Dans une résidence présidentielle qu’il transforme à son image, Donald Trump a fait accrocher une photo de lui aux côtés du président russe Vladimir Poutine, offerte par le Kremlin lors de leur rencontre en Alaska.
Donald Trump aime l’or, le marbre et les symboles. Depuis son retour à la Maison-Blanche, le président américain a entrepris une vaste entreprise de relooking de la résidence présidentielle, remodelant pièce après pièce ce qu’il considère comme son décor politique. Dernière touche en date de cette mise en scène présidentielle : l’accrochage de photographies soigneusement choisies, retraçant les moments forts de son nouveau mandat.
Dans la Palm Room, vaste vestibule reliant l’aile ouest aux appartements privés et récemment rénové, les murs sont désormais couverts de clichés immortalisant les rencontres diplomatiques de Donald Trump. Parmi eux, une image a particulièrement retenu l’attention : une photo du président américain aux côtés de Vladimir Poutine.
Le cliché, pris le 15 août 2025 lors du sommet organisé en Alaska, montre les deux dirigeants debout sur un tarmac, à l’issue de leur première rencontre depuis le lancement de l’invasion russe de l’Ukraine. Offerte personnellement par le président russe, la photographie avait été exhibée avec fierté par Donald Trump devant les journalistes quelques jours après sa réception. «C’est une belle photo», avait-il commenté fin août, allant jusqu’à juger son homologue russe «joli» sur l’image.

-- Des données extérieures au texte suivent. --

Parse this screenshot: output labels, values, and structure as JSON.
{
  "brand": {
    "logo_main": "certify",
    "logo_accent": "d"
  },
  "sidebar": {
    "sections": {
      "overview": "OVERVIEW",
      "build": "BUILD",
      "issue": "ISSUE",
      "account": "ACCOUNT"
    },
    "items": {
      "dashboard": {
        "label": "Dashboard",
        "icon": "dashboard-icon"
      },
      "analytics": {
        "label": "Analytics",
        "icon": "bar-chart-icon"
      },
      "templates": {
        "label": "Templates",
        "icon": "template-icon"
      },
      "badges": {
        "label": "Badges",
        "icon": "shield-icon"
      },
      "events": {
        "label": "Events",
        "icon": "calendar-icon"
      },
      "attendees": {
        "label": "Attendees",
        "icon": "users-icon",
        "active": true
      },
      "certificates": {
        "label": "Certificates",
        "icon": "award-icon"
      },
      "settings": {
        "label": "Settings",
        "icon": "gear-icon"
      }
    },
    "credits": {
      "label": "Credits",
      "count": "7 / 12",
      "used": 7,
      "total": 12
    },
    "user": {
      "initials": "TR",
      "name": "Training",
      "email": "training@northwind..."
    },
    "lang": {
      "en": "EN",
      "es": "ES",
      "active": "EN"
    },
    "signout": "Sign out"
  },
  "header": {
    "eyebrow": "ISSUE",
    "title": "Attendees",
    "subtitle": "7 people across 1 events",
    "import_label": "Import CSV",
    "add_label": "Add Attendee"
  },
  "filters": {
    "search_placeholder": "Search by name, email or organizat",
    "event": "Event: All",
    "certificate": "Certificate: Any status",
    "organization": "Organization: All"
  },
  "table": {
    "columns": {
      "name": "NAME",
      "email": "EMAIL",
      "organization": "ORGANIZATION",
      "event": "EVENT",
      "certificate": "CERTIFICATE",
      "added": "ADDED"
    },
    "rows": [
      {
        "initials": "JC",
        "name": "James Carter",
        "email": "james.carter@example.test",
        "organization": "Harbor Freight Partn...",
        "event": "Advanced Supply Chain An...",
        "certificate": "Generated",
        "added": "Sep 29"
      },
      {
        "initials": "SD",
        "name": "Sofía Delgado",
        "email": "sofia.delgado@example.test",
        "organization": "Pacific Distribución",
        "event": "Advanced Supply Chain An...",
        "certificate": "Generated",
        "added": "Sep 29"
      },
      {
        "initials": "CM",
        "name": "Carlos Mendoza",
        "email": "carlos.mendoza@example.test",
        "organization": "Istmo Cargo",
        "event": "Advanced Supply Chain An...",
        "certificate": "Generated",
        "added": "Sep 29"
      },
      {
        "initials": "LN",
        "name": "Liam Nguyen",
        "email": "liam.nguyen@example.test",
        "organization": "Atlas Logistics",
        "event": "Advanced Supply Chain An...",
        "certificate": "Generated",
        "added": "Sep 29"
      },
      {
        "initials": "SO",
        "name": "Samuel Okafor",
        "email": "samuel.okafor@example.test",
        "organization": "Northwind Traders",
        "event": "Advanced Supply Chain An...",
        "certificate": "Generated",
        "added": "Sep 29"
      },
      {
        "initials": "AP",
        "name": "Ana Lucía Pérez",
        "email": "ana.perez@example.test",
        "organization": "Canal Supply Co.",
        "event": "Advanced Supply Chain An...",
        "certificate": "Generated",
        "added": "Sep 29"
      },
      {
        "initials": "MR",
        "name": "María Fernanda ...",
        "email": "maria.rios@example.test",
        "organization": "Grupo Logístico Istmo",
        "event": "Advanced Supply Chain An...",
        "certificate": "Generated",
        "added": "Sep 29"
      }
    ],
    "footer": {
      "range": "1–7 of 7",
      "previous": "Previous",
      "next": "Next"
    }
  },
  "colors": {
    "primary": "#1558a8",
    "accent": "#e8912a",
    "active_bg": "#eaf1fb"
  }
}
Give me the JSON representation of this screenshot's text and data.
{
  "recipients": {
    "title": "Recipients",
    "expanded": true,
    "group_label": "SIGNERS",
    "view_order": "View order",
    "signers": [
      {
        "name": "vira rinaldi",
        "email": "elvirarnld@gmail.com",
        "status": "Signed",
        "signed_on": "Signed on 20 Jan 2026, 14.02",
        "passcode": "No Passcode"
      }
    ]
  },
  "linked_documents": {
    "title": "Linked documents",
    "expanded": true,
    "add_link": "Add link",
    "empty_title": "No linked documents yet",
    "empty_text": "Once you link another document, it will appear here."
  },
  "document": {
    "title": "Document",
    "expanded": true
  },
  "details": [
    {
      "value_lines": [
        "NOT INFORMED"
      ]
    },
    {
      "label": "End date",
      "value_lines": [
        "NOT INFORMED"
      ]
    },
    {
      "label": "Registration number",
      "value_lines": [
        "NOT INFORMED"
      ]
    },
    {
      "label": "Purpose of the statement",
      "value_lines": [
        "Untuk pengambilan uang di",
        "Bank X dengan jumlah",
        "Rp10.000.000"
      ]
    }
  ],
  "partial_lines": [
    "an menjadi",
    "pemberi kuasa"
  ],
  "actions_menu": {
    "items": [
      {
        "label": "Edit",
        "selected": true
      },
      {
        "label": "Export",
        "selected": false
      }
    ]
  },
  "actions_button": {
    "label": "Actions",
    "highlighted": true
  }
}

Sa première année de mandat en image
Longtemps conservée dans son bureau, la photographie a finalement été encadrée — dans un cadre doré — et installée ces derniers jours, bien en vue, au-dessus d’un cliché plus intime représentant Donald Trump avec sa petite-fille Carolina, prise lors d’un déplacement familial en février 2025. Une juxtaposition qui n’a pas manqué de faire réagir.
Interrogée en début de semaine, la Maison-Blanche a tenté de banaliser ce choix. Un responsable a rappelé au Daily Beast qu’il était d’usage d’exposer, dans l’ensemble du complexe présidentiel, des photos illustrant les engagements publics du chef de l’État. De fait, la Palm Room ressemble désormais à une galerie retraçant la première année du mandat : Donald Trump y apparaît aux côtés du président chinois Xi Jinping lors du sommet de l’Apec à Busan, du premier ministre israélien Benyamin Netanyahou à Jérusalem, ou encore du roi Charles III et de la reine Camilla lors d’un dîner d’État à Londres. D’autres clichés le montrent recevant Cristiano Ronaldo dans le Bureau ovale, inspectant des troupes britanniques ou arrivant en Corée du Sud à l’automne dernier. Un portrait de lui seul, utilisé par le Time pour sa couverture d’octobre 2025, figure également parmi les images exposées.
Mais la présence de Vladimir Poutine dans cette galerie présidentielle a une portée politique particulière. Elle intervient alors même que la Russie poursuit ses frappes en Ukraine. Vendredi 23 janvier, le jour où Donald Trump présentait la photo aux journalistes, des missiles russes venaient de toucher une usine dans l’ouest du pays, et Moscou refroidissait les espoirs d’une rencontre prochaine entre Vladimir Poutine et Volodymyr Zelensky, rapporte la correspondante à la Maison Blanche du New York Times .
«Une photo vaut mille mots»
Face aux caméras, coiffé d’une casquette rouge proclamant «Trump avait raison sur tout», le président américain s’est pourtant montré peu disert sur ces attaques, préférant souligner le «respect» dont aurait fait preuve son homologue russe à son égard. Il a même affirmé envisager de renvoyer la photo dédicacée à Vladimir Poutine et dit espérer sa venue aux États-Unis à l’occasion de la Coupe du monde de football 2026.
Cette complaisance affichée n’a pas manqué de susciter des réactions indignées ce jeudi après que l’image du nouveau cadre présidentiel ait circulé sur les réseaux sociaux. Aux États-Unis, le sénateur démocrate Mark Warner a dénoncé une mise en scène révélatrice, accusant Donald Trump de «placer Poutine au-dessus du peuple américain». En Europe, notamment dans les pays baltes, l’inquiétude est vive. En Estonie, le député Marko Mihkelson a estimé que célébrer ainsi la relation avec le président russe revenait à repousser l’espoir d’une paix juste et durable en Ukraine.
À Moscou, en revanche, le message a été accueilli avec satisfaction. L’un des principaux négociateurs russes, Kirill Dmitriev, a salué un geste «qui vaut mille mots». De fait, à la Maison-Blanche version Trump, chaque image est pensée comme un signal. Et dans cette galerie dorée, la photographie d’Alaska s’impose désormais comme l’un des symboles les plus commentés de la diplomatie personnelle du président américain.